Welcome to Shadybrook; a Californian town that has seen better days and where there is always a mystery to be solved, from the legendary ‘Route 66 Apeman’ to the whereabouts of a Native American Relic.
‘I don’t think anyone consciously chooses to live here, but it has its way of sucking people in…’
Of course there are Scooby Doo vibes as the narration even comes from the eyes of a dog. Our two main characters ‘Mickey’ and ‘Charlie’ have resided here all their lives and decide to join citizen driven police patrol effort with a view to pick up women. Their efforts seem to succeed albeit comedically and so the makings of a crime fighting group is formed.
There are cool and fun references left, right and centre which take a jab at so many different things from tropes seen in story telling to modern entrepreneur business types and there is even a wealth of awesome music that is laid out after the story. Comedy is a hard thing to get right and Purcell succeeds most of the time by putting in as much as he can throughout – the stuff that didn’t land for me was the few references I didn’t know of but most of the time I found the book to be a fun and sometimes metaphorical look at the world with even some forth wall breaking. For some unconventional and unique fun I’d happily recommend this to anyone looking for that. This is comedy done right.
4 Stars – This review first premiered via Reedsy Discovery
A short but fun sci-fi story with great world building, action and some laughs…
Ginger is a care free bounty hunter on a mission to Mars where he finds himself getting into more trouble than good and his story is exactly what the title suggests.
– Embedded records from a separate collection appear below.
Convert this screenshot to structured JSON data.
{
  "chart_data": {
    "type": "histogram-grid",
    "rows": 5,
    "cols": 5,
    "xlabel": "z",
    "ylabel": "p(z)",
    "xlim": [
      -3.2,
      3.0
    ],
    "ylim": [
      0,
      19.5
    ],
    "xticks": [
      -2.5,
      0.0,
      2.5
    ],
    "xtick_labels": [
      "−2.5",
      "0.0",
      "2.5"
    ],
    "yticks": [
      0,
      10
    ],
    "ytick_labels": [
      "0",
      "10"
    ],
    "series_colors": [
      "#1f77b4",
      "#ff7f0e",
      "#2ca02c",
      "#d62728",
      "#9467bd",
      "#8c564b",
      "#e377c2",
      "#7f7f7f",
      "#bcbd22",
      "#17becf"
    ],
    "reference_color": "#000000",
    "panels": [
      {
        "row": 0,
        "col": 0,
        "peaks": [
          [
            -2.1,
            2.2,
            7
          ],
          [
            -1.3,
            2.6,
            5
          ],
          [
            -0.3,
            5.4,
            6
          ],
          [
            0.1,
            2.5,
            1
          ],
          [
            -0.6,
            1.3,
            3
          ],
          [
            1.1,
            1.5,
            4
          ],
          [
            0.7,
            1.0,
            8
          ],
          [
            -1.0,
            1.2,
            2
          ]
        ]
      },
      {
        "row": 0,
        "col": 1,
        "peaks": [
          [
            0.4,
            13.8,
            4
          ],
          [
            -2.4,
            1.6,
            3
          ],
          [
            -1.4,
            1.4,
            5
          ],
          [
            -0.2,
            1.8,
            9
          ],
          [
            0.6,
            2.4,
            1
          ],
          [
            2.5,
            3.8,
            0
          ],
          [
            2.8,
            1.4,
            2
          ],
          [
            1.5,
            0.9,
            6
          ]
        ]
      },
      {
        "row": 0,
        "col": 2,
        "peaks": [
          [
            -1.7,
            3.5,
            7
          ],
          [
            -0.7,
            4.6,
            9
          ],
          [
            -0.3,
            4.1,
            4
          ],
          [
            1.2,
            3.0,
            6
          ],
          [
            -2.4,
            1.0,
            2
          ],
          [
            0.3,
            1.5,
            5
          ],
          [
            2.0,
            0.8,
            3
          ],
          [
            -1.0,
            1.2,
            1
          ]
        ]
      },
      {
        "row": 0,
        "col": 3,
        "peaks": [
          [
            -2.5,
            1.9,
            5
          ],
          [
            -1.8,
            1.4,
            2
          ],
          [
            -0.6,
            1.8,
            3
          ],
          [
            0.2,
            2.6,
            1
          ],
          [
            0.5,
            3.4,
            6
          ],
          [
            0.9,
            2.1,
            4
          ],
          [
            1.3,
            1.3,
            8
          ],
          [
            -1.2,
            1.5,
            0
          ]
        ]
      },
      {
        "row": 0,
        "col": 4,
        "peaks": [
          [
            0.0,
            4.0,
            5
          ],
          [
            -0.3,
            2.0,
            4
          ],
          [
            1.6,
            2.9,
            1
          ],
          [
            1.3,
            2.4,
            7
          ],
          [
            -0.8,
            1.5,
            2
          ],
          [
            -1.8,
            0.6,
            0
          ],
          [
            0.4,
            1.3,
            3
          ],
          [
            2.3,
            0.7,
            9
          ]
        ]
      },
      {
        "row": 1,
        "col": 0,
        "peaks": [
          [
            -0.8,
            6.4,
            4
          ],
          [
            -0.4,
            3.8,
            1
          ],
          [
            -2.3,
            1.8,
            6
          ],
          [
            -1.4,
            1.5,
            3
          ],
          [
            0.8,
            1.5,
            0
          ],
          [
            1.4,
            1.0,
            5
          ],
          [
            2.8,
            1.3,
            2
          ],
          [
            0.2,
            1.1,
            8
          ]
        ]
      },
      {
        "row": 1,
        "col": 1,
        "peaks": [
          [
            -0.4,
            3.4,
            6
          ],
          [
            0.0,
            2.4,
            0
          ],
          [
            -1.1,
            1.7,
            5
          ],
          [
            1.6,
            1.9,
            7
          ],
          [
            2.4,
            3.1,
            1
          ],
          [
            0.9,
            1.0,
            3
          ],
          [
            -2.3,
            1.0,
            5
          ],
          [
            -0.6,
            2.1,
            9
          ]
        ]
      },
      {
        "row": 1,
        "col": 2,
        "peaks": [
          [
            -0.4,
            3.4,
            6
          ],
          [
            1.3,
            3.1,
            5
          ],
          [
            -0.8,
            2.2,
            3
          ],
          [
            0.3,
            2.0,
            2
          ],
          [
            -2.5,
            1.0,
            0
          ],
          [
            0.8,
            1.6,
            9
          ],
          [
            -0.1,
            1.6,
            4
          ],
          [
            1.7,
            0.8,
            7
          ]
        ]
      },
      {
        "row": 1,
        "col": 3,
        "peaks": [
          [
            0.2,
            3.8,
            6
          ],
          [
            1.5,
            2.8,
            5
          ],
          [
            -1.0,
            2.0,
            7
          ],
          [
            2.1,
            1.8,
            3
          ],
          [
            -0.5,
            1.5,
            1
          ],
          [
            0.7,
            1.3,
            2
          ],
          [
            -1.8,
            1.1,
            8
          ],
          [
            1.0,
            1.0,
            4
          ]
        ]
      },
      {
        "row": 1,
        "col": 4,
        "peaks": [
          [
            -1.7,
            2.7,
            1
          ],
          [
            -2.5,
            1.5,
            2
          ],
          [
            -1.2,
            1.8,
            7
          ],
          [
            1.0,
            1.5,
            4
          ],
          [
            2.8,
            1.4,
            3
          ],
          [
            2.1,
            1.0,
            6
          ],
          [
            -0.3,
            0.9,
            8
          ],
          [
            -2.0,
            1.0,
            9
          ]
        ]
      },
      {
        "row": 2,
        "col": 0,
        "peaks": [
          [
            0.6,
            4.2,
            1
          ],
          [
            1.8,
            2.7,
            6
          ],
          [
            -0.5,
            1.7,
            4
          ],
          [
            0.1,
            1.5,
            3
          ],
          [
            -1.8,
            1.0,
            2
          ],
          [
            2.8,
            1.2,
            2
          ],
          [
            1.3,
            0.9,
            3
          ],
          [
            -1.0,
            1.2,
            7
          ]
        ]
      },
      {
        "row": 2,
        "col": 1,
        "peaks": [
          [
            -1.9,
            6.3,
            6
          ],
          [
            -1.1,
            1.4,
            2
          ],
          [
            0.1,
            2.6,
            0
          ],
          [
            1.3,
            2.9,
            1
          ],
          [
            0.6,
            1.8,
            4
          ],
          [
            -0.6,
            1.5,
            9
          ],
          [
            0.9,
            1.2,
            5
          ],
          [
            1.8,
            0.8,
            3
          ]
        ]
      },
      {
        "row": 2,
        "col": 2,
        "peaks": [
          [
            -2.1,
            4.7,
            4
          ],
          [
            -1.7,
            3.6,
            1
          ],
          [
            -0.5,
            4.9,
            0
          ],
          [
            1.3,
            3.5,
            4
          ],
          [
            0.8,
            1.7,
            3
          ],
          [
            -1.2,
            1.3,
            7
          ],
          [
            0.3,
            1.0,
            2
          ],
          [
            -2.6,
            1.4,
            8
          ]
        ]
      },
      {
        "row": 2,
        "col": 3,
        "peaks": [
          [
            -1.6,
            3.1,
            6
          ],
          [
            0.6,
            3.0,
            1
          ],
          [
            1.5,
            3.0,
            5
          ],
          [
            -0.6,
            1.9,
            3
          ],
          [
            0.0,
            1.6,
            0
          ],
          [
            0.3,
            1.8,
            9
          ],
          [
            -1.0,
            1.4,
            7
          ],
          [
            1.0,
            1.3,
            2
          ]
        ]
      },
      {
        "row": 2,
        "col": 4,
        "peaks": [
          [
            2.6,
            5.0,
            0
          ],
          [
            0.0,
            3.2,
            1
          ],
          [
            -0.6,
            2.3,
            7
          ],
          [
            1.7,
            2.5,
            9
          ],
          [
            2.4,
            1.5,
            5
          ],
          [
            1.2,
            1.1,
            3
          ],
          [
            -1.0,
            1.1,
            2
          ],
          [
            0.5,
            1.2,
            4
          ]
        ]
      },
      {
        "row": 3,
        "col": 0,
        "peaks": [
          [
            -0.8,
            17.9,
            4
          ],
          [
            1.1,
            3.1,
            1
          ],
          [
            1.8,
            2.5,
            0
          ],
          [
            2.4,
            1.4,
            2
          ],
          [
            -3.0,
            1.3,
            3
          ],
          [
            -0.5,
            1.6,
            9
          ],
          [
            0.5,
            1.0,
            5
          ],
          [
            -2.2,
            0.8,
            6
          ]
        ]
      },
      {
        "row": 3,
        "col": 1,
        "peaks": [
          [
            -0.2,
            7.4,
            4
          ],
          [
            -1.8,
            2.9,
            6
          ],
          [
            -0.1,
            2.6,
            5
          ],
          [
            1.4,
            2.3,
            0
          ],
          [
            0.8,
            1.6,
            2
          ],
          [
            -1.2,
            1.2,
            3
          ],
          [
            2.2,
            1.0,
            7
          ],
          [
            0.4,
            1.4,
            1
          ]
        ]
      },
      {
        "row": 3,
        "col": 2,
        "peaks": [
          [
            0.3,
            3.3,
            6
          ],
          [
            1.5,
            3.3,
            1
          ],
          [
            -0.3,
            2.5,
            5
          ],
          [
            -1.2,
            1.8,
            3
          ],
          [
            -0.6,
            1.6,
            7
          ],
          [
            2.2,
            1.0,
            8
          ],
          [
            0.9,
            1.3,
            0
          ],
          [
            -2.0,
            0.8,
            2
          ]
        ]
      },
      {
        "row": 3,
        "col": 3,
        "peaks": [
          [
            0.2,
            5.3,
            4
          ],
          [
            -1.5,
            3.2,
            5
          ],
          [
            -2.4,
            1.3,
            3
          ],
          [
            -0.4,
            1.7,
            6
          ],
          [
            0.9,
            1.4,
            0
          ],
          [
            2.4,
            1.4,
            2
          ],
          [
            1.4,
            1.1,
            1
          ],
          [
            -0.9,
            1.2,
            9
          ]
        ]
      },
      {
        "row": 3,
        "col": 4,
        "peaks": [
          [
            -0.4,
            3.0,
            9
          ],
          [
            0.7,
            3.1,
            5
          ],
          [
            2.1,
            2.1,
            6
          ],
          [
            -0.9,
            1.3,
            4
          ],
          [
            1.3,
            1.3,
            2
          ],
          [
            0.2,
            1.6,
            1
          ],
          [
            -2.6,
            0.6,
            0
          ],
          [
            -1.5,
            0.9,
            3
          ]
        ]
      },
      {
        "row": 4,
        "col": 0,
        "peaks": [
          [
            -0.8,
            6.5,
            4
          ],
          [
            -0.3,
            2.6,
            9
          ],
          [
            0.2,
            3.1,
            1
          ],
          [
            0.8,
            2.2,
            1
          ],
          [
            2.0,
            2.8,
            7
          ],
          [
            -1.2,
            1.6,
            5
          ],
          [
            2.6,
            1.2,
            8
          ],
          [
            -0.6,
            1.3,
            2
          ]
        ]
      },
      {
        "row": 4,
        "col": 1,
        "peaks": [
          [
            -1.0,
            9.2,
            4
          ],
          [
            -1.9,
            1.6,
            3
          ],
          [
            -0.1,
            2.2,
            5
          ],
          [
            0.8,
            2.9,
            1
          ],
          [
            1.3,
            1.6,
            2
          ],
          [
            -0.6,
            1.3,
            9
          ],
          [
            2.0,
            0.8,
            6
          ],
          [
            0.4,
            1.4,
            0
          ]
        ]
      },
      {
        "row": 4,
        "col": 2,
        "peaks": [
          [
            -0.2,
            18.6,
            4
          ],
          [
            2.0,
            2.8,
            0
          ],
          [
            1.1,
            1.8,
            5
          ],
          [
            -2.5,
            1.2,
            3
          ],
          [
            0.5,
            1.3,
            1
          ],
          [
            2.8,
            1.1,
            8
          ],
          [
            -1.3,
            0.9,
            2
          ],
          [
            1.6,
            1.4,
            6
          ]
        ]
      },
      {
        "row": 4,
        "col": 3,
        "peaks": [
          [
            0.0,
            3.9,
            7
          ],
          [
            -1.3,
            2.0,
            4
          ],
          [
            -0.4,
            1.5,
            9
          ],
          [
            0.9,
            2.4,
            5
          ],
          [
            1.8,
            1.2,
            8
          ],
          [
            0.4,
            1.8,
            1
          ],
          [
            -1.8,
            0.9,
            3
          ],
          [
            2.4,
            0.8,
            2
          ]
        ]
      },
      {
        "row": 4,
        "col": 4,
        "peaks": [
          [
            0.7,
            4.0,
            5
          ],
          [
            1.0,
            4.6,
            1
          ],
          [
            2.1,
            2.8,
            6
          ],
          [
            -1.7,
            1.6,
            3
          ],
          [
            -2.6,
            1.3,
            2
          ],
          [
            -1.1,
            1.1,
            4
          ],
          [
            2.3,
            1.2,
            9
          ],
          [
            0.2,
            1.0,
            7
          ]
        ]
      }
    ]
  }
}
Even if this tale feels a little brief the science fiction world building stands out and the themes are captured well in this setting. Life is cheap, there’s sex and violence on the surface of this red planet and our cynical hero sees it first hand near enough everywhere.
The setting is paired with a writing style that I found to be executed very well – its a very easy read with some fun comedic elements. It doesn’t take itself too seriously and along with everything else this short book makes for a good read. For what starts out as a slowly paced introduction of this well imagined world soon picks up and is constantly moving forward much like the pages which turn; I was able to read this one in just a sitting.
Ginger is likeable and makes for a different type of hero. It would appear trouble and unpredictability follow him no matter where he goes. His final destination, we’ll have to find out next time as the story ends on a cliff-hanger.
Anyone who enjoys space sci fi with some adult themes will enjoy this one.